What is Aerosolve? A machine learning package built for humans (created by Airbnb). This library is meant to be used with sparse, interpretable features such as those that commonly occur in search (search keywords, filters) or pricing (number of rooms, location, price). It is not as interpretable with problems with very dense non-human interpretable features such as raw pixels or audio samples.
What is baikal? A graph-based functional API for building complex scikit-learn pipelines. It is a graph-based, functional API for building complex machine learning pipelines of objects that implement the scikit-learn API. It is mostly inspired on the excellent Keras API for Deep Learning, and borrows a few concepts from the TensorFlow framework and the (perhaps lesser known) graphkit package. It aims to provide an API that allows to build complex, non-linear machine learning pipelines.
Aerosolve and baikal belong to "Machine Learning Tools" category of the tech stack.

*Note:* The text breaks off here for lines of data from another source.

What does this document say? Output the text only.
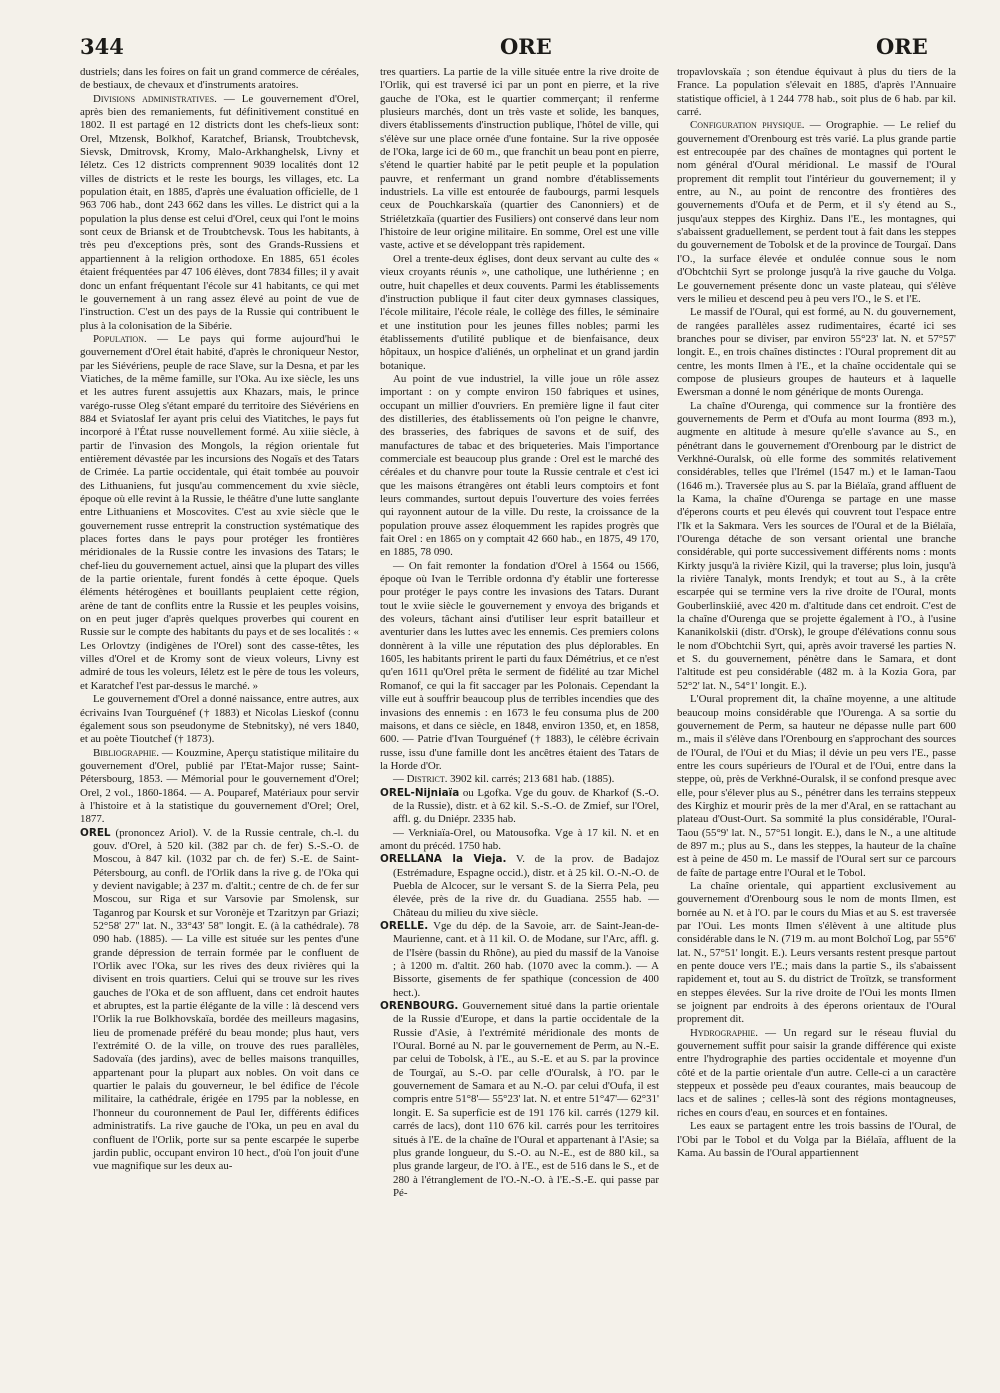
344	ORE	ORE

dustriels; dans les foires on fait un grand commerce de céréales, de bestiaux, de chevaux et d'instruments aratoires.

Divisions administratives. — Le gouvernement d'Orel, après bien des remaniements, fut définitivement constitué en 1802. Il est partagé en 12 districts dont les chefs-lieux sont: Orel, Mtzensk, Bolkhof, Karatchef, Briansk, Troubtchevsk, Sievsk, Dmitrovsk, Kromy, Malo-Arkhanghelsk, Livny et Iéletz. Ces 12 districts comprennent 9039 localités dont 12 villes de districts et le reste les bourgs, les villages, etc. La population était, en 1885, d'après une évaluation officielle, de 1 963 706 hab., dont 243 662 dans les villes. Le district qui a la population la plus dense est celui d'Orel, ceux qui l'ont le moins sont ceux de Briansk et de Troubtchevsk. Tous les habitants, à très peu d'exceptions près, sont des Grands-Russiens et appartiennent à la religion orthodoxe. En 1885, 651 écoles étaient fréquentées par 47 106 élèves, dont 7834 filles; il y avait donc un enfant fréquentant l'école sur 41 habitants, ce qui met le gouvernement à un rang assez élevé au point de vue de l'instruction. C'est un des pays de la Russie qui contribuent le plus à la colonisation de la Sibérie.

Population. — Le pays qui forme aujourd'hui le gouvernement d'Orel était habité, d'après le chroniqueur Nestor, par les Siévériens, peuple de race Slave, sur la Desna, et par les Viatiches, de la même famille, sur l'Oka. Au ixe siècle, les uns et les autres furent assujettis aux Khazars, mais, le prince varégo-russe Oleg s'étant emparé du territoire des Siévériens en 884 et Sviatoslaf Ier ayant pris celui des Viatitches, le pays fut incorporé à l'État russe nouvellement formé. Au xiiie siècle, à partir de l'invasion des Mongols, la région orientale fut entièrement dévastée par les incursions des Nogaïs et des Tatars de Crimée. La partie occidentale, qui était tombée au pouvoir des Lithuaniens, fut jusqu'au commencement du xvie siècle, époque où elle revint à la Russie, le théâtre d'une lutte sanglante entre Lithuaniens et Moscovites. C'est au xvie siècle que le gouvernement russe entreprit la construction systématique des places fortes dans le pays pour protéger les frontières méridionales de la Russie contre les invasions des Tatars; le chef-lieu du gouvernement actuel, ainsi que la plupart des villes de la partie orientale, furent fondés à cette époque. Quels éléments hétérogènes et bouillants peuplaient cette région, arène de tant de conflits entre la Russie et les peuples voisins, on en peut juger d'après quelques proverbes qui courent en Russie sur le compte des habitants du pays et de ses localités : « Les Orlovtzy (indigènes de l'Orel) sont des casse-têtes, les villes d'Orel et de Kromy sont de vieux voleurs, Livny est admiré de tous les voleurs, Iéletz est le père de tous les voleurs, et Karatchef l'est par-dessus le marché. »

Le gouvernement d'Orel a donné naissance, entre autres, aux écrivains Ivan Tourguénef († 1883) et Nicolas Lieskof (connu également sous son pseudonyme de Stebnitsky), né vers 1840, et au poète Tioutchef († 1873).

Bibliographie. — Kouzmine, Aperçu statistique militaire du gouvernement d'Orel, publié par l'Etat-Major russe; Saint-Pétersbourg, 1853. — Mémorial pour le gouvernement d'Orel; Orel, 2 vol., 1860-1864. — A. Pouparef, Matériaux pour servir à l'histoire et à la statistique du gouvernement d'Orel; Orel, 1877.

OREL (prononcez Ariol). V. de la Russie centrale, ch.-l. du gouv. d'Orel, à 520 kil. (382 par ch. de fer) S.-S.-O. de Moscou, à 847 kil. (1032 par ch. de fer) S.-E. de Saint-Pétersbourg, au confl. de l'Orlik dans la rive g. de l'Oka qui y devient navigable; à 237 m. d'altit.; centre de ch. de fer sur Moscou, sur Riga et sur Varsovie par Smolensk, sur Taganrog par Koursk et sur Voronèje et Tzaritzyn par Griazi; 52°58' 27" lat. N., 33°43' 58" longit. E. (à la cathédrale). 78 090 hab. (1885). — La ville est située sur les pentes d'une grande dépression de terrain formée par le confluent de l'Orlik avec l'Oka, sur les rives des deux rivières qui la divisent en trois quartiers. Celui qui se trouve sur les rives gauches de l'Oka et de son affluent, dans cet endroit hautes et abruptes, est la partie élégante de la ville : là descend vers l'Orlik la rue Bolkhovskaïa, bordée des meilleurs magasins, lieu de promenade préféré du beau monde; plus haut, vers l'extrémité O. de la ville, on trouve des rues parallèles, Sadovaïa (des jardins), avec de belles maisons tranquilles, appartenant pour la plupart aux nobles. On voit dans ce quartier le palais du gouverneur, le bel édifice de l'école militaire, la cathédrale, érigée en 1795 par la noblesse, en l'honneur du couronnement de Paul Ier, différents édifices administratifs. La rive gauche de l'Oka, un peu en aval du confluent de l'Orlik, porte sur sa pente escarpée le superbe jardin public, occupant environ 10 hect., d'où l'on jouit d'une vue magnifique sur les deux au-

tres quartiers. La partie de la ville située entre la rive droite de l'Orlik, qui est traversé ici par un pont en pierre, et la rive gauche de l'Oka, est le quartier commerçant; il renferme plusieurs marchés, dont un très vaste et solide, les banques, divers établissements d'instruction publique, l'hôtel de ville, qui s'élève sur une place ornée d'une fontaine. Sur la rive opposée de l'Oka, large ici de 60 m., que franchit un beau pont en pierre, s'étend le quartier habité par le petit peuple et la population pauvre, et renfermant un grand nombre d'établissements industriels. La ville est entourée de faubourgs, parmi lesquels ceux de Pouchkarskaïa (quartier des Canonniers) et de Striéletzkaïa (quartier des Fusiliers) ont conservé dans leur nom l'histoire de leur origine militaire. En somme, Orel est une ville vaste, active et se développant très rapidement.

Orel a trente-deux églises, dont deux servant au culte des « vieux croyants réunis », une catholique, une luthérienne ; en outre, huit chapelles et deux couvents. Parmi les établissements d'instruction publique il faut citer deux gymnases classiques, l'école militaire, l'école réale, le collège des filles, le séminaire et une institution pour les jeunes filles nobles; parmi les établissements d'utilité publique et de bienfaisance, deux hôpitaux, un hospice d'aliénés, un orphelinat et un grand jardin botanique.

Au point de vue industriel, la ville joue un rôle assez important : on y compte environ 150 fabriques et usines, occupant un millier d'ouvriers. En première ligne il faut citer des distilleries, des établissements où l'on peigne le chanvre, des brasseries, des fabriques de savons et de suif, des manufactures de tabac et des briqueteries. Mais l'importance commerciale est beaucoup plus grande : Orel est le marché des céréales et du chanvre pour toute la Russie centrale et c'est ici que les maisons étrangères ont établi leurs comptoirs et font leurs commandes, surtout depuis l'ouverture des voies ferrées qui rayonnent autour de la ville. Du reste, la croissance de la population prouve assez éloquemment les rapides progrès que fait Orel : en 1865 on y comptait 42 660 hab., en 1875, 49 170, en 1885, 78 090.

— On fait remonter la fondation d'Orel à 1564 ou 1566, époque où Ivan le Terrible ordonna d'y établir une forteresse pour protéger le pays contre les invasions des Tatars. Durant tout le xviie siècle le gouvernement y envoya des brigands et des voleurs, tâchant ainsi d'utiliser leur esprit batailleur et aventurier dans les luttes avec les ennemis. Ces premiers colons donnèrent à la ville une réputation des plus déplorables. En 1605, les habitants prirent le parti du faux Démétrius, et ce n'est qu'en 1611 qu'Orel prêta le serment de fidélité au tzar Michel Romanof, ce qui la fit saccager par les Polonais. Cependant la ville eut à souffrir beaucoup plus de terribles incendies que des invasions des ennemis : en 1673 le feu consuma plus de 200 maisons, et dans ce siècle, en 1848, environ 1350, et, en 1858, 600. — Patrie d'Ivan Tourguénef († 1883), le célèbre écrivain russe, issu d'une famille dont les ancêtres étaient des Tatars de la Horde d'Or.

— District. 3902 kil. carrés; 213 681 hab. (1885).

OREL-Nijniaïa ou Lgofka. Vge du gouv. de Kharkof (S.-O. de la Russie), distr. et à 62 kil. S.-S.-O. de Zmief, sur l'Orel, affl. g. du Dniépr. 2335 hab.

— Verkniaïa-Orel, ou Matousofka. Vge à 17 kil. N. et en amont du précéd. 1750 hab.

ORELLANA la Vieja. V. de la prov. de Badajoz (Estrémadure, Espagne occid.), distr. et à 25 kil. O.-N.-O. de Puebla de Alcocer, sur le versant S. de la Sierra Pela, peu élevée, près de la rive dr. du Guadiana. 2555 hab. — Château du milieu du xive siècle.

ORELLE. Vge du dép. de la Savoie, arr. de Saint-Jean-de-Maurienne, cant. et à 11 kil. O. de Modane, sur l'Arc, affl. g. de l'Isère (bassin du Rhône), au pied du massif de la Vanoise ; à 1200 m. d'altit. 260 hab. (1070 avec la comm.). — A Bissorte, gisements de fer spathique (concession de 400 hect.).

ORENBOURG. Gouvernement situé dans la partie orientale de la Russie d'Europe, et dans la partie occidentale de la Russie d'Asie, à l'extrémité méridionale des monts de l'Oural. Borné au N. par le gouvernement de Perm, au N.-E. par celui de Tobolsk, à l'E., au S.-E. et au S. par la province de Tourgaï, au S.-O. par celle d'Ouralsk, à l'O. par le gouvernement de Samara et au N.-O. par celui d'Oufa, il est compris entre 51°8'— 55°23' lat. N. et entre 51°47'— 62°31' longit. E. Sa superficie est de 191 176 kil. carrés (1279 kil. carrés de lacs), dont 110 676 kil. carrés pour les territoires situés à l'E. de la chaîne de l'Oural et appartenant à l'Asie; sa plus grande longueur, du S.-O. au N.-E., est de 880 kil., sa plus grande largeur, de l'O. à l'E., est de 516 dans le S., et de 280 à l'étranglement de l'O.-N.-O. à l'E.-S.-E. qui passe par Pé-

tropavlovskaïa ; son étendue équivaut à plus du tiers de la France. La population s'élevait en 1885, d'après l'Annuaire statistique officiel, à 1 244 778 hab., soit plus de 6 hab. par kil. carré.

Configuration physique. — Orographie. — Le relief du gouvernement d'Orenbourg est très varié. La plus grande partie est entrecoupée par des chaînes de montagnes qui portent le nom général d'Oural méridional. Le massif de l'Oural proprement dit remplit tout l'intérieur du gouvernement; il y entre, au N., au point de rencontre des frontières des gouvernements d'Oufa et de Perm, et il s'y étend au S., jusqu'aux steppes des Kirghiz. Dans l'E., les montagnes, qui s'abaissent graduellement, se perdent tout à fait dans les steppes du gouvernement de Tobolsk et de la province de Tourgaï. Dans l'O., la surface élevée et ondulée connue sous le nom d'Obchtchii Syrt se prolonge jusqu'à la rive gauche du Volga. Le gouvernement présente donc un vaste plateau, qui s'élève vers le milieu et descend peu à peu vers l'O., le S. et l'E.

Le massif de l'Oural, qui est formé, au N. du gouvernement, de rangées parallèles assez rudimentaires, écarté ici ses branches pour se diviser, par environ 55°23' lat. N. et 57°57' longit. E., en trois chaînes distinctes : l'Oural proprement dit au centre, les monts Ilmen à l'E., et la chaîne occidentale qui se compose de plusieurs groupes de hauteurs et à laquelle Ewersman a donné le nom générique de monts Ourenga.

La chaîne d'Ourenga, qui commence sur la frontière des gouvernements de Perm et d'Oufa au mont Iourma (893 m.), augmente en altitude à mesure qu'elle s'avance au S., en pénétrant dans le gouvernement d'Orenbourg par le district de Verkhné-Ouralsk, où elle forme des sommités relativement considérables, telles que l'Irémel (1547 m.) et le Iaman-Taou (1646 m.). Traversée plus au S. par la Biélaïa, grand affluent de la Kama, la chaîne d'Ourenga se partage en une masse d'éperons courts et peu élevés qui couvrent tout l'espace entre l'Ik et la Sakmara. Vers les sources de l'Oural et de la Biélaïa, l'Ourenga détache de son versant oriental une branche considérable, qui porte successivement différents noms : monts Kirkty jusqu'à la rivière Kizil, qui la traverse; plus loin, jusqu'à la rivière Tanalyk, monts Irendyk; et tout au S., à la crête escarpée qui se termine vers la rive droite de l'Oural, monts Gouberlinskiié, avec 420 m. d'altitude dans cet endroit. C'est de la chaîne d'Ourenga que se projette également à l'O., à l'usine Kananikolskii (distr. d'Orsk), le groupe d'élévations connu sous le nom d'Obchtchii Syrt, qui, après avoir traversé les parties N. et S. du gouvernement, pénètre dans le Samara, et dont l'altitude est peu considérable (482 m. à la Kozia Gora, par 52°2' lat. N., 54°1' longit. E.).

L'Oural proprement dit, la chaîne moyenne, a une altitude beaucoup moins considérable que l'Ourenga. A sa sortie du gouvernement de Perm, sa hauteur ne dépasse nulle part 600 m., mais il s'élève dans l'Orenbourg en s'approchant des sources de l'Oural, de l'Oui et du Mias; il dévie un peu vers l'E., passe entre les cours supérieurs de l'Oural et de l'Oui, entre dans la steppe, où, près de Verkhné-Ouralsk, il se confond presque avec elle, pour s'élever plus au S., pénétrer dans les terrains steppeux des Kirghiz et mourir près de la mer d'Aral, en se rattachant au plateau d'Oust-Ourt. Sa sommité la plus considérable, l'Oural-Taou (55°9' lat. N., 57°51 longit. E.), dans le N., a une altitude de 897 m.; plus au S., dans les steppes, la hauteur de la chaîne est à peine de 450 m. Le massif de l'Oural sert sur ce parcours de faîte de partage entre l'Oural et le Tobol.

La chaîne orientale, qui appartient exclusivement au gouvernement d'Orenbourg sous le nom de monts Ilmen, est bornée au N. et à l'O. par le cours du Mias et au S. est traversée par l'Oui. Les monts Ilmen s'élèvent à une altitude plus considérable dans le N. (719 m. au mont Bolchoï Log, par 55°6' lat. N., 57°51' longit. E.). Leurs versants restent presque partout en pente douce vers l'E.; mais dans la partie S., ils s'abaissent rapidement et, tout au S. du district de Troïtzk, se transforment en steppes élevées. Sur la rive droite de l'Oui les monts Ilmen se joignent par endroits à des éperons orientaux de l'Oural proprement dit.

Hydrographie. — Un regard sur le réseau fluvial du gouvernement suffit pour saisir la grande différence qui existe entre l'hydrographie des parties occidentale et moyenne d'un côté et de la partie orientale d'un autre. Celle-ci a un caractère steppeux et possède peu d'eaux courantes, mais beaucoup de lacs et de salines ; celles-là sont des régions montagneuses, riches en cours d'eau, en sources et en fontaines.

Les eaux se partagent entre les trois bassins de l'Oural, de l'Obi par le Tobol et du Volga par la Biélaïa, affluent de la Kama. Au bassin de l'Oural appartiennent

Some of the features offered by Aerosolve are:
- A thrift based feature representation that enables pairwise ranking loss and single context multiple item representation.
- A feature transform language gives the user a lot of control over the features
- Human friendly debuggable models
On the other hand, baikal provides the following key features:
- Build non-linear pipelines effortlessly
- Handle multiple inputs and outputs
- Add steps that operate on targets as part of the pipeline
Aerosolve and baikal are both open source tools. It seems that Aerosolve with 4.62K GitHub stars and 583 forks on GitHub has more adoption than baikal with 553 GitHub stars and 23 GitHub forks.